Like Socrates, I see no absurdity in taking up the guitar in old age. Not necessarily to learn or to accomplish something “new.” Certainly not to master the instrument sufficiently to play to an audience—heavens, no! (Performance anxiety, and I don’t think I’d get anywhere near the ten thousand practice hours necessary for minimal expertise.) Not really playing as a hobby, either, quite, to pass time in my retirement, though it will do that, mark time and even keep it. Nor as some AARP-recommended cognitive aid to stave off dementia. Rather, I strum and pluck about in hopes that music—that ineffable vibe—reveal something about itself to me, particularly my own generation’s popular music, which was dominated by the guitar. And reveal something perhaps about my self and my sad song preferences.

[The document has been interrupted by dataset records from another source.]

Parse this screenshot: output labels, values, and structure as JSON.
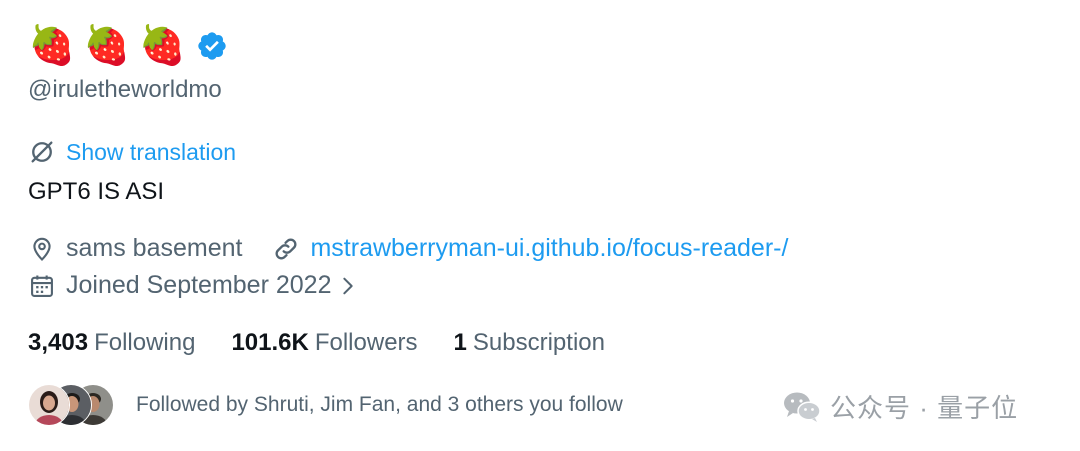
{
  "profile": {
    "display_name_emojis": [
      "🍓",
      "🍓",
      "🍓"
    ],
    "verified_badge_icon": "verified-badge-icon",
    "handle": "@iruletheworldmo",
    "show_translation": "Show translation",
    "bio": "GPT6 IS ASI",
    "location": "sams basement",
    "website": "mstrawberryman-ui.github.io/focus-reader-/",
    "joined": "Joined September 2022",
    "stats": {
      "following_count": "3,403",
      "following_label": "Following",
      "followers_count": "101.6K",
      "followers_label": "Followers",
      "subscription_count": "1",
      "subscription_label": "Subscription"
    },
    "followed_by": "Followed by Shruti, Jim Fan, and 3 others you follow"
  },
  "watermark": {
    "text": "公众号 · 量子位"
  },
  "colors": {
    "accent": "#1d9bf0",
    "secondary_text": "#536471",
    "primary_text": "#0f1419",
    "verified": "#1d9bf0",
    "watermark": "#9aa0a6"
  }
}
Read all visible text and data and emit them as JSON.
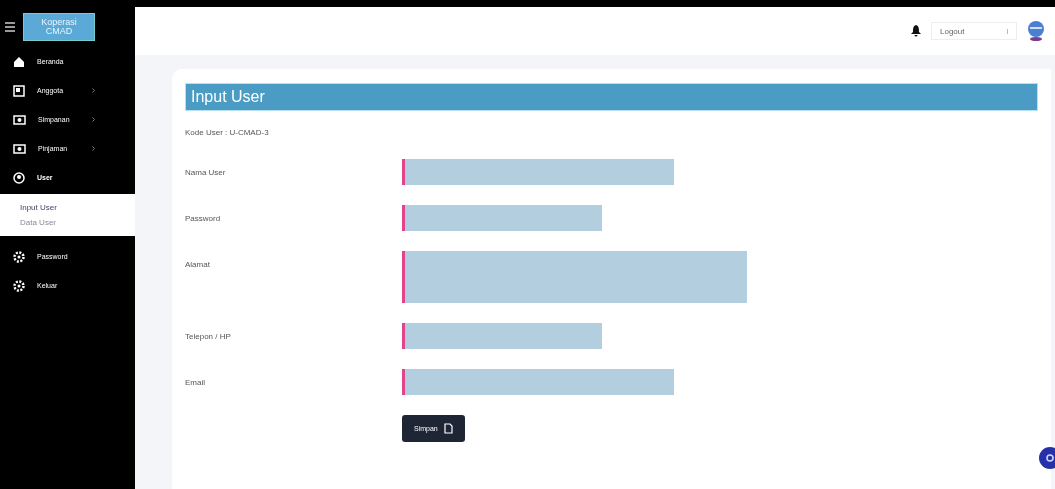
{
  "sidebar": {
    "logo": "Koperasi CMAD",
    "items": [
      {
        "label": "Beranda",
        "selected": false
      },
      {
        "label": "Anggota",
        "selected": false
      },
      {
        "label": "Simpanan",
        "selected": false
      },
      {
        "label": "Pinjaman",
        "selected": false
      },
      {
        "label": "User",
        "selected": true,
        "children": [
          {
            "label": "Input User",
            "selected": true
          },
          {
            "label": "Data User",
            "selected": false
          }
        ]
      },
      {
        "label": "Password",
        "selected": false
      },
      {
        "label": "Keluar",
        "selected": false
      }
    ]
  },
  "header": {
    "dropdown": "Logout"
  },
  "form": {
    "title": "Input User",
    "code": "Kode User : U-CMAD-3",
    "fields": [
      {
        "label": "Nama User",
        "kind": "text"
      },
      {
        "label": "Password",
        "kind": "text"
      },
      {
        "label": "Alamat",
        "kind": "textarea"
      },
      {
        "label": "Telepon / HP",
        "kind": "text"
      },
      {
        "label": "Email",
        "kind": "text"
      }
    ],
    "submit": "Simpan"
  }
}
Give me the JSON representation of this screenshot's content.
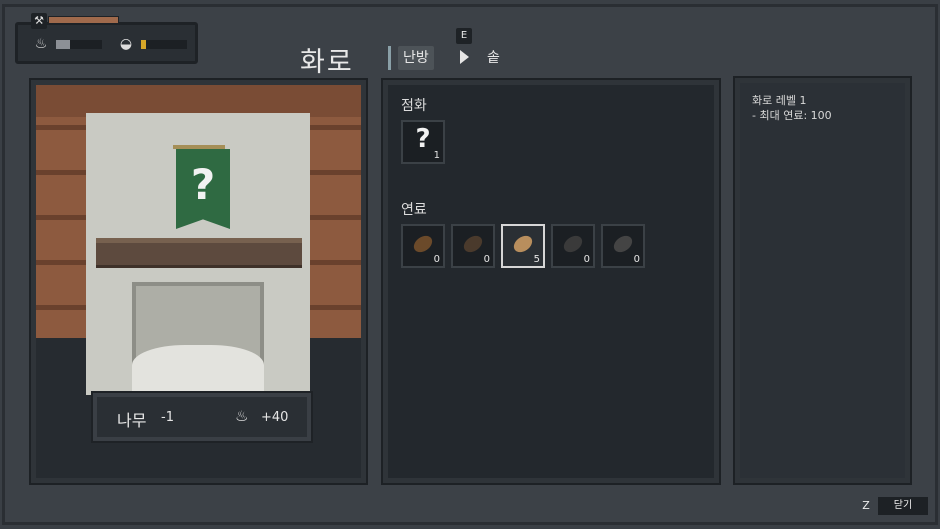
{
  "hud": {
    "tool_icon": "hammer-icon",
    "health_fraction": 1.0,
    "fire": {
      "icon": "campfire-icon",
      "fraction": 0.3
    },
    "food": {
      "icon": "cooking-pot-icon",
      "fraction": 0.1
    }
  },
  "header": {
    "title": "화로",
    "active_tab": "난방",
    "next_tab_key": "E",
    "next_tab": "솥"
  },
  "ignition": {
    "label": "점화",
    "slot": {
      "icon": "unknown-item-icon",
      "symbol": "?",
      "count": "1"
    }
  },
  "fuel": {
    "label": "연료",
    "items": [
      {
        "icon": "leaf-icon",
        "count": "0",
        "selected": false,
        "color": "#6b4a2a"
      },
      {
        "icon": "twig-icon",
        "count": "0",
        "selected": false,
        "color": "#4a3a2c"
      },
      {
        "icon": "log-icon",
        "count": "5",
        "selected": true,
        "color": "#b88e5d"
      },
      {
        "icon": "charcoal-icon",
        "count": "0",
        "selected": false,
        "color": "#3a3a3a"
      },
      {
        "icon": "coal-icon",
        "count": "0",
        "selected": false,
        "color": "#444444"
      }
    ]
  },
  "selected_fuel": {
    "name": "나무",
    "amount": "-1",
    "heat_icon": "campfire-icon",
    "heat": "+40"
  },
  "info": {
    "line1": "화로 레벨 1",
    "line2": "- 최대 연료: 100"
  },
  "footer": {
    "close_key": "Z",
    "close_label": "닫기"
  },
  "colors": {
    "background": "#3c4147",
    "panel": "#23282d",
    "banner": "#2f6a42",
    "health": "#a06a4c",
    "food_bar": "#d6a628"
  }
}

Photo credit: K. Sylvie Moon
Just as live music provides a thicker experience than recorded music, striking a chord as opposed to hearing or
watching a chord played live, crafting that sound, alone, at home, connects one tactilely and kinetically to this great acoustic mystery of life in a post-rock and roll generation, a rhythm and blues universe: how does sound do that? Enchant? Neuroscientists and evolutionary psychologists, even musicologists, last I looked, don’t have a very good answer to this question, partial at best, and I have my doubts that it can be explained in language in any but the most general terms. Still, one must ask, and it is best researched manually, at the fingertips in a single subject study. Which, consider me now doing.

Among my early findings is that my lifescore, I think, has something to do with A minor, maybe the key, definitely the chord, which shows up in every song in my top ten, or almost every, though never in the first position, always shifted to, from almost everywhere else on the fretboard, melancholonizing all, more than just a bit, to the very edge of despondence, yet not despair. Hammering down on the second string.  

Sunday, June 11, 2023

A Poke in the Eye

I learned this week that while not technically macular degeneration, my visual malady, retinal edema, will get progressively worse unless I begin a series of eye injections. Injections . . . into one’s eye, in this case, my right eye. A series thereof, lasting “several years or even for life.” The idea of having a needle inserted in one’s eye, and not just once but routinely, focuses attention on the aging body and its maintenance. (A brother just replaced his hip, his second.) Such maintenance cannot be cheap, and while I can appreciate, at least in the abstract, the high value of vision, I’m not sure I’m worth it. And this is not low self-esteem or false modesty speaking. When do we become an undue burden on our system and our loved ones? We’re always a burden, sure, but when do we become undue?

Okay, maybe not yet. But the question will remain open.